21 maio 2018
António Arnaut
Foi
no dia 31 de Janeiro de 1969, vai quase para 50 anos (o que o tempo
corre!…) que eu me encontrei frente a António Arnaut, no Teatro
Avenida, em Coimbra, ele no palco e eu na plateia. Nessa conhecida
casa de espectáculos, onde também tinham lugar sessões cívicas,
celebrava-se o aniversário da revolta do Porto, ocasião para a
Oposição se manifestar e exprimir as suas ideias perante um público
mais ou menos restrito (a outra ocasião era o 5 de Outubro). Entrei
com o Ricard Salvat, o encenador catalão contratado pelo CITAC com
quem me cruzei na rua e que tinha manifestado interesse em assistir
ao acto, ele que também era de um país fascista.
Tinha
falado Orlando de Carvalho. Um discurso erudito, a explorar o
conceito de res publica, cheio
de cuidados para não afrontar directamente o regime, ali com
os seus camuflados vigilantes
espalhados pela plateia, como
de costume. Veio então António Arnaut, jovem nos seus trinta e
poucos anos, refulgente de vivacidade e verve. Discursou com calor,
com palavras destemidas e vibrantes
de “insurreição”
democrática. Arrebatou a assistência.

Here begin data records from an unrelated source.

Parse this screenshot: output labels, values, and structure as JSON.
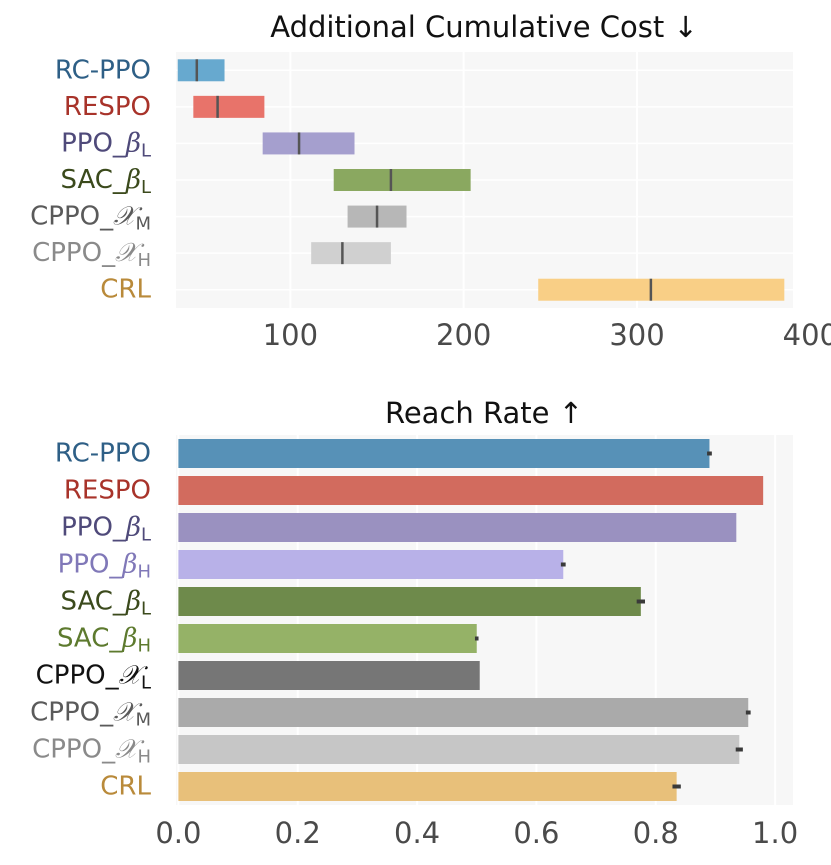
{
  "chart_data": [
    {
      "type": "box",
      "title": "Additional Cumulative Cost ↓",
      "xlabel": "",
      "ylabel": "",
      "xlim": [
        34,
        390
      ],
      "xticks": [
        100,
        200,
        300,
        400
      ],
      "grid": true,
      "categories": [
        {
          "base": "RC-PPO",
          "sym": "",
          "sub": "",
          "color": "#2e5f86"
        },
        {
          "base": "RESPO",
          "sym": "",
          "sub": "",
          "color": "#a8332a"
        },
        {
          "base": "PPO_",
          "sym": "β",
          "sub": "L",
          "color": "#4f4a7a"
        },
        {
          "base": "SAC_",
          "sym": "β",
          "sub": "L",
          "color": "#3b4a1c"
        },
        {
          "base": "CPPO_",
          "sym": "𝒳",
          "sub": "M",
          "color": "#5a5a5a"
        },
        {
          "base": "CPPO_",
          "sym": "𝒳",
          "sub": "H",
          "color": "#8a8a8a"
        },
        {
          "base": "CRL",
          "sym": "",
          "sub": "",
          "color": "#b98a3a"
        }
      ],
      "boxes": [
        {
          "low": 35,
          "high": 62,
          "median": 46,
          "color": "#67a9cf"
        },
        {
          "low": 44,
          "high": 85,
          "median": 58,
          "color": "#e8736a"
        },
        {
          "low": 84,
          "high": 137,
          "median": 105,
          "color": "#a59fce"
        },
        {
          "low": 125,
          "high": 204,
          "median": 158,
          "color": "#8aa860"
        },
        {
          "low": 133,
          "high": 167,
          "median": 150,
          "color": "#b7b7b7"
        },
        {
          "low": 112,
          "high": 158,
          "median": 130,
          "color": "#d0d0d0"
        },
        {
          "low": 243,
          "high": 385,
          "median": 308,
          "color": "#f9cf86"
        }
      ]
    },
    {
      "type": "bar",
      "orientation": "horizontal",
      "title": "Reach Rate ↑",
      "xlabel": "",
      "ylabel": "",
      "xlim": [
        -0.004,
        1.03
      ],
      "xticks": [
        "0.0",
        "0.2",
        "0.4",
        "0.6",
        "0.8",
        "1.0"
      ],
      "grid": true,
      "categories": [
        {
          "base": "RC-PPO",
          "sym": "",
          "sub": "",
          "color": "#2e5f86"
        },
        {
          "base": "RESPO",
          "sym": "",
          "sub": "",
          "color": "#a8332a"
        },
        {
          "base": "PPO_",
          "sym": "β",
          "sub": "L",
          "color": "#4f4a7a"
        },
        {
          "base": "PPO_",
          "sym": "β",
          "sub": "H",
          "color": "#8078b8"
        },
        {
          "base": "SAC_",
          "sym": "β",
          "sub": "L",
          "color": "#3b4a1c"
        },
        {
          "base": "SAC_",
          "sym": "β",
          "sub": "H",
          "color": "#5d7a2e"
        },
        {
          "base": "CPPO_",
          "sym": "𝒳",
          "sub": "L",
          "color": "#111111"
        },
        {
          "base": "CPPO_",
          "sym": "𝒳",
          "sub": "M",
          "color": "#5a5a5a"
        },
        {
          "base": "CPPO_",
          "sym": "𝒳",
          "sub": "H",
          "color": "#8a8a8a"
        },
        {
          "base": "CRL",
          "sym": "",
          "sub": "",
          "color": "#b98a3a"
        }
      ],
      "values": [
        0.89,
        0.98,
        0.935,
        0.645,
        0.775,
        0.5,
        0.505,
        0.955,
        0.94,
        0.835
      ],
      "errors": [
        0.004,
        0.0,
        0.0,
        0.004,
        0.007,
        0.003,
        0.0,
        0.004,
        0.006,
        0.007
      ],
      "colors": [
        "#5791b7",
        "#d26b5e",
        "#9a91c0",
        "#b8b1e8",
        "#6e8a4b",
        "#95b267",
        "#767676",
        "#aaaaaa",
        "#c6c6c6",
        "#e8c07a"
      ]
    }
  ]
}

Ricard Salvat foi nesse
momento um dos seus entusiastas aclamadores, como eu, como todos os
que enchiam o recinto.
Esse
ano de 1969 foi o ano da crise académica mais importante antes da
queda do regime. Salazar já havia caído da cadeira e o regime foi
virado de cangalhas seis anos depois. António Arnaut foi um dos
protagonistas mais salientes da nova era democrática. A ele coube o
papel fundamental da criação de
um dos pilares mais emblemáticos da nossa Constituição e do
Estado Social: o Serviço Nacional de Saúde. Este tem vindo a ser
torpedeado ao longo dos anos e de múltiplas e ardilosas maneiras.
António Arnaut foi sempre uma das vozes mais insistentes no protesto
e na denúncia desse e de outros entorses à democracia. Já no fim
dos seus dias, com a doença
a atenazá-lo, arranjou ainda
forças para, com João
Semedo, do Bloco de Esquerda, propor “uma nova Lei de Bases da
Saúde para defender a Democracia”, objecto de publicação pela
Porto Editora (Outubro de 2017).
Com
ele fora de combate, resta ver o que irão fazer desse pilar da
Constituição os que, na hora ainda quente da sua memória, o
brindam com o honroso nome de “Pai do Serviço Nacional de Saúde”.